Two methods of calculating thorax kinematics in children with myelomeningocele.

OBJECTIVE: The purpose of this study was to determine the importance of model and cardan angle sequence for calculating thorax kinematics.

BACKGROUND: Patients with myelomeningocele often show a significant lateral bending and large trunk rotation over the gait cycle. The temporal pattern and magnitudes of these rotations are important for clinical decision-making. Two common thorax models and two orders of rotation in calculating the thoracic kinematics are compared.

METHODS: Thoracic kinematics in eight myelomeningocele patients were studied retrospectively. Four markers were placed on the trunk in addition to the lower limb markers. Each child walked at a self-selected speed over the walkway in bare feet. The spatial position and orientation of each segment were computed from the marker position at 2% of the gait cycle. Cardan angles for two thorax models were calculated using two different orders of rotation with respect to both the laboratory and the pelvic reference systems.

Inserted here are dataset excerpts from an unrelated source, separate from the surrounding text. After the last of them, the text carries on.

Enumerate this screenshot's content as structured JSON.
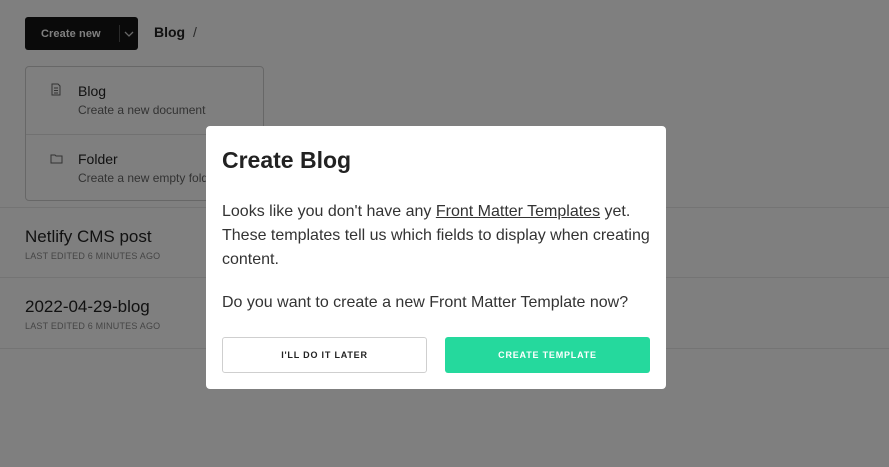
{
  "toolbar": {
    "create_new_label": "Create new",
    "breadcrumb": "Blog",
    "breadcrumb_separator": "/"
  },
  "menu": {
    "items": [
      {
        "title": "Blog",
        "subtitle": "Create a new document",
        "icon": "document-icon"
      },
      {
        "title": "Folder",
        "subtitle": "Create a new empty folder",
        "icon": "folder-icon"
      }
    ]
  },
  "entries": [
    {
      "title": "Netlify CMS post",
      "meta": "LAST EDITED 6 MINUTES AGO"
    },
    {
      "title": "2022-04-29-blog",
      "meta": "LAST EDITED 6 MINUTES AGO"
    }
  ],
  "dialog": {
    "title": "Create Blog",
    "body_prefix": "Looks like you don't have any ",
    "body_link": "Front Matter Templates",
    "body_suffix": " yet. These templates tell us which fields to display when creating content.",
    "question": "Do you want to create a new Front Matter Template now?",
    "later_label": "I'LL DO IT LATER",
    "create_label": "CREATE TEMPLATE"
  },
  "colors": {
    "accent": "#25d99d",
    "primary_button": "#141414",
    "overlay": "rgba(0,0,0,0.5)"
  }
}
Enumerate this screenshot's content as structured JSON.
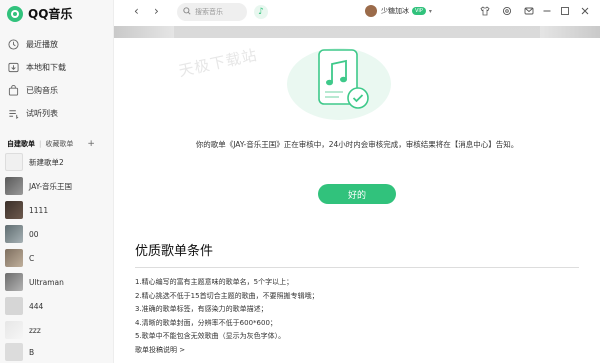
{
  "app": {
    "name": "QQ音乐"
  },
  "sidebar": {
    "nav": [
      {
        "label": "最近播放",
        "icon": "clock-icon"
      },
      {
        "label": "本地和下载",
        "icon": "download-icon"
      },
      {
        "label": "已购音乐",
        "icon": "bag-icon"
      },
      {
        "label": "试听列表",
        "icon": "list-icon"
      }
    ],
    "tabs": {
      "created": "自建歌单",
      "collected": "收藏歌单",
      "add": "+"
    },
    "playlists": [
      {
        "name": "新建歌单2",
        "color": "#f0f0f0"
      },
      {
        "name": "JAY-音乐王国",
        "color": "#6a6a6a"
      },
      {
        "name": "1111",
        "color": "#4a3f3a"
      },
      {
        "name": "00",
        "color": "#7c8a8f"
      },
      {
        "name": "C",
        "color": "#9a8b7a"
      },
      {
        "name": "Ultraman",
        "color": "#8e8e8e"
      },
      {
        "name": "444",
        "color": "#d6d6d6"
      },
      {
        "name": "zzz",
        "color": "#ececec"
      },
      {
        "name": "B",
        "color": "#dcdcdc"
      }
    ]
  },
  "topbar": {
    "back": "‹",
    "forward": "›",
    "search_placeholder": "搜索音乐",
    "username": "少糖加冰",
    "vip": "VIP",
    "icons": [
      "shirt-icon",
      "settings-icon",
      "mail-icon",
      "minimize-icon",
      "fullscreen-icon",
      "close-icon"
    ]
  },
  "dialog": {
    "watermark": "天极下载站",
    "message": "你的歌单《JAY-音乐王国》正在审核中，24小时内会审核完成，审核结果将在【消息中心】告知。",
    "ok_button": "好的"
  },
  "conditions": {
    "title": "优质歌单条件",
    "items": [
      "1.精心编写的富有主题意味的歌单名，5个字以上；",
      "2.精心挑选不低于15首切合主题的歌曲，不要照搬专辑哦；",
      "3.准确的歌单标签，有感染力的歌单描述；",
      "4.清晰的歌单封面，分辨率不低于600*600；",
      "5.歌单中不能包含无效歌曲（显示为灰色字体）。",
      "歌单投稿说明 >"
    ]
  },
  "colors": {
    "accent": "#31c27c"
  }
}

RESULTS: The results showed that differences between models in the coronal and transverse planes were greater than in the sagittal plane. The changes in the modelling technique yielded the greatest differences when comparing between models.

CONCLUSIONS: Clinical significant differences were found between changes in different thorax models and between the sequences of rotation for subjects with pathological thoracic motion. This clearly indicates that existing thorax models based on indirect marker placement may give misleading kinematic measurements. Different rotation sequences also lead to different results and an analysis of these suggests that the conventional sequence (flexion, lateral bending, axial rotation), is preferable for the thorax.

RELEVANCE: Accurate measurement of thoracic motion will enhance our understanding of both the pathological and compensatory mechanism in the gait pattern of children with myelomeningocele. Furthermore, the current investigation on thorax kinematics will lead to calculation of the motion of the center of mass and future methodology to calculate thoracic kinetics.